A report from a state watchdog agency released Monday confirmed what many in the capital already knew: The rapid expansion of data centers in Virginia may be lucrative, but its costs are predicted to be astronomical.
“Well, we don’t have enough electricity in the future to provide all of our needs," said Delegate Tony Wilt, a Harrisonburg-based Republican who has one data center nestled in his district.
He made the comment shortly after the Joint Legislative Audit & Review Commission, or JLARC, presented the findings of a long-awaited report on the impact data centers have on the Commonwealth.
The good news is they are money printing machines with billions added to Virginia’s economy. Much of it goes to localities. In Loudoun County, Virginia’s data center hub, the over $700 million in tax revenue the facilities contribute makes up 31% of the locality’s annual budget.
But the bad news comes from their energy consumption. Current projections of new data center construction suggest Virginia’s power demand will increase by nearly 200% by 2040. JLARC gave two options for meeting that demand, one marked “very difficult” for that 200% increase, and another labeled “difficult” for a projection that limits data center expansion and reduces some of that power demand.

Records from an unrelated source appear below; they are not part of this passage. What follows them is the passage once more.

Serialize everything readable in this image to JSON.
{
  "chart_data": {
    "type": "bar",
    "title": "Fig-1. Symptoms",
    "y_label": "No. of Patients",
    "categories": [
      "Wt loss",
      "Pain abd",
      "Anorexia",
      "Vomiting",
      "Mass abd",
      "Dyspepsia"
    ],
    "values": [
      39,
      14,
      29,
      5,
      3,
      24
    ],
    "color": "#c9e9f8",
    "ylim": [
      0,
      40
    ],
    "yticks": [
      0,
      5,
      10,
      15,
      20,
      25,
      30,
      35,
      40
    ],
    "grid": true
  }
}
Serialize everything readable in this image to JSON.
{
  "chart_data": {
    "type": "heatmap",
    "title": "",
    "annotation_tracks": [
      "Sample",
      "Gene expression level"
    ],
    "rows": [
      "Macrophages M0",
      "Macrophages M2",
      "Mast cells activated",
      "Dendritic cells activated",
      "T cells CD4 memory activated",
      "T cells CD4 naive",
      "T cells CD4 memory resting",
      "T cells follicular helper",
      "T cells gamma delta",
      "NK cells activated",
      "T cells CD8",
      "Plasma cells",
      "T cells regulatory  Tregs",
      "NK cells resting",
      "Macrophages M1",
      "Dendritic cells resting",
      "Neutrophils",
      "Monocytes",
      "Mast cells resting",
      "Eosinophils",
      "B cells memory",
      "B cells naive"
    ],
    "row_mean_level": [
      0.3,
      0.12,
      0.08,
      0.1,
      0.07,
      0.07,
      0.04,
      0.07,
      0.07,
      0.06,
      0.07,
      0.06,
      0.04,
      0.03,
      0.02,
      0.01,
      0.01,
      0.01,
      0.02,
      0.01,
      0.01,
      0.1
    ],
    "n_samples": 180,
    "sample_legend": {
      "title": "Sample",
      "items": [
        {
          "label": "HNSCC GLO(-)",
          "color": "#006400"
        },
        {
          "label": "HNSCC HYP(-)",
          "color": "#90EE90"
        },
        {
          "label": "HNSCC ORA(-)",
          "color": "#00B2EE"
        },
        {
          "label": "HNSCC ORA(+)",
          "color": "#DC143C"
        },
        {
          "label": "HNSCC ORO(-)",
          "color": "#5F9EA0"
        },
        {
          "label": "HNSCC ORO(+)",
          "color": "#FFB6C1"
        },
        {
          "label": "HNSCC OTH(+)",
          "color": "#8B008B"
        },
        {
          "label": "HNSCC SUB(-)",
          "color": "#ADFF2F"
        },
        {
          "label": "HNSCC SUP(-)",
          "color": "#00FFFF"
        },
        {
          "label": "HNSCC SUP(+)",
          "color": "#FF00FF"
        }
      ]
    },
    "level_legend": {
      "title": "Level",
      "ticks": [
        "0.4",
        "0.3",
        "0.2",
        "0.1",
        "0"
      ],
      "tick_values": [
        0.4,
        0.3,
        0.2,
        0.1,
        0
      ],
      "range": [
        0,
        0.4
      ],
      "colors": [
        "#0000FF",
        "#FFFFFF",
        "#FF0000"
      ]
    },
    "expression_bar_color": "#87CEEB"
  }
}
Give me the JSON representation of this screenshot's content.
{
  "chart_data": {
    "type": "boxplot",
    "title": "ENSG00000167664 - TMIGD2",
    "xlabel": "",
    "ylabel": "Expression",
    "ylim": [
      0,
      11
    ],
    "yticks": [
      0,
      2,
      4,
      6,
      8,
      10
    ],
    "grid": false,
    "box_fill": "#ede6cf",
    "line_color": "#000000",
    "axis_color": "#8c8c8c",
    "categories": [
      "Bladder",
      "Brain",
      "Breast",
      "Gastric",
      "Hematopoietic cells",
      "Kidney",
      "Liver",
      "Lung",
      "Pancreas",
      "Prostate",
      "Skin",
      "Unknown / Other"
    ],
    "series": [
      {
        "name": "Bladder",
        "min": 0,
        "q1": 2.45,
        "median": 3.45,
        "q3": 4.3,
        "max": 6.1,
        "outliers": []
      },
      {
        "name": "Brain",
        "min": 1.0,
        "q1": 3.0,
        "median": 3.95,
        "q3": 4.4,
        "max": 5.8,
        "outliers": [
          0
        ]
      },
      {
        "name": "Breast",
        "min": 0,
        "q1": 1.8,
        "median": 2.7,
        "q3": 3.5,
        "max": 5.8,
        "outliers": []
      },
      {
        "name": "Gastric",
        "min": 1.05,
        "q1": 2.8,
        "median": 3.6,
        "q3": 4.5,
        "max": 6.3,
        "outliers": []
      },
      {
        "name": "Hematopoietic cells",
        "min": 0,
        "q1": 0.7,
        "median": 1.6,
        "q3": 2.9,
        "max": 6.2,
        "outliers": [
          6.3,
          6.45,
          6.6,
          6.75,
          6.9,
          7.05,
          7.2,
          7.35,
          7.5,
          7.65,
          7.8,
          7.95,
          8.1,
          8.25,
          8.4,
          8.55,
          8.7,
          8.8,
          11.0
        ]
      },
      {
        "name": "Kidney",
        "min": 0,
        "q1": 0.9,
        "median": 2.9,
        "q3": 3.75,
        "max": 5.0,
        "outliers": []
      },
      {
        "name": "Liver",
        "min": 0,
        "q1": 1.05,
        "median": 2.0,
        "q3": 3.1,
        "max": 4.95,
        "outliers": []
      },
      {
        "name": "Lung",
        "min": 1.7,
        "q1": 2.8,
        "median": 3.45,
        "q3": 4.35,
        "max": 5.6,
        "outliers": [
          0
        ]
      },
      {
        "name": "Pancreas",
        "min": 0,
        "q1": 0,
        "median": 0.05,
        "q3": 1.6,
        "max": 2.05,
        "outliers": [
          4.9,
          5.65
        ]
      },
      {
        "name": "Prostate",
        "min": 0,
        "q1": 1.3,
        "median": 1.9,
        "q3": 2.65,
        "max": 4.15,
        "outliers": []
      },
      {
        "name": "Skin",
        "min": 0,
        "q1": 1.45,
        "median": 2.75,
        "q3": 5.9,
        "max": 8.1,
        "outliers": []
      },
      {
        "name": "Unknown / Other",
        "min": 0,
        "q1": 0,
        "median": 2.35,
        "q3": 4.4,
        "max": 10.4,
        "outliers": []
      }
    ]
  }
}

How difficult? To meet the 200% demand projection, Virginia would have to double its current annual solar production, go beyond current offshore wind availability, create a handful of currently only-theoretical small modular nuclear reactors, and build a new large-capacity natural gas power plant every year-and-a-half for the next 15 years.
Then there’s the connecting lines and grid improvements that would be required to move the power. And none of this is free nor are data centers bound to cover expanded infrastructure costs. The report notes that unconstrained data center growth could lead to almost $40 more every month on your power bill to help cover costs.
Senator Danica Roem’s Northern Virginia district has been coined the "digital gateway" for its rapid data center growth. It's lead to numerous complaints from her and her constituents, but she said Monday's report suggests it's a problem for all Virginians.
“If you’re in the greater Richmond area for example, and you say, ‘why should I care about data center growth in Prince William County?’ Your energy bill is going up because of it,” she said.
Roem, who has numerous other concerns about data centers, plans to file a number of new limits for data centers during the 2025 legislative session, but she said she won't be the only one.
Governor Glenn Youngkin, who has long praised the economic impact of data centers, appeared unphased by the concerns raised in the JLARC report. He told Radio IQ that Virginia has a choice: "embrace all of the above and deliver affordable, reliable, and, yes, increasingly clean baseload power to support future economic growth, while taking advantage of the billions of dollars in capital investment, high-paying jobs, and local and state tax revenues that come from data centers; or bend the knee to a green energy agenda and give away Virginia’s leadership position."
"Let’s get serious, embrace common sense, growth, and opportunity, and keep Virginia winning," he added. Questions about added infrastructure costs added to ratepayer bills were not returned.
Notably environmentalists said JLARC failed to properly asses data centers' impacts. While the report suggested the facilities' increased water demand and exhaust from emergency generators were both manageable, Piedmont Environmental Council President Chris Miller said more limits were needed.
"We support legislative solutions for a more transparent, responsible and sustainable plan for future data center development,” Miller said in a statement. “We look forward to working with legislators and state agencies to build a smarter digital future.”
This report, provided by Virginia Public Radio, was made possible with support from the Virginia Education Association.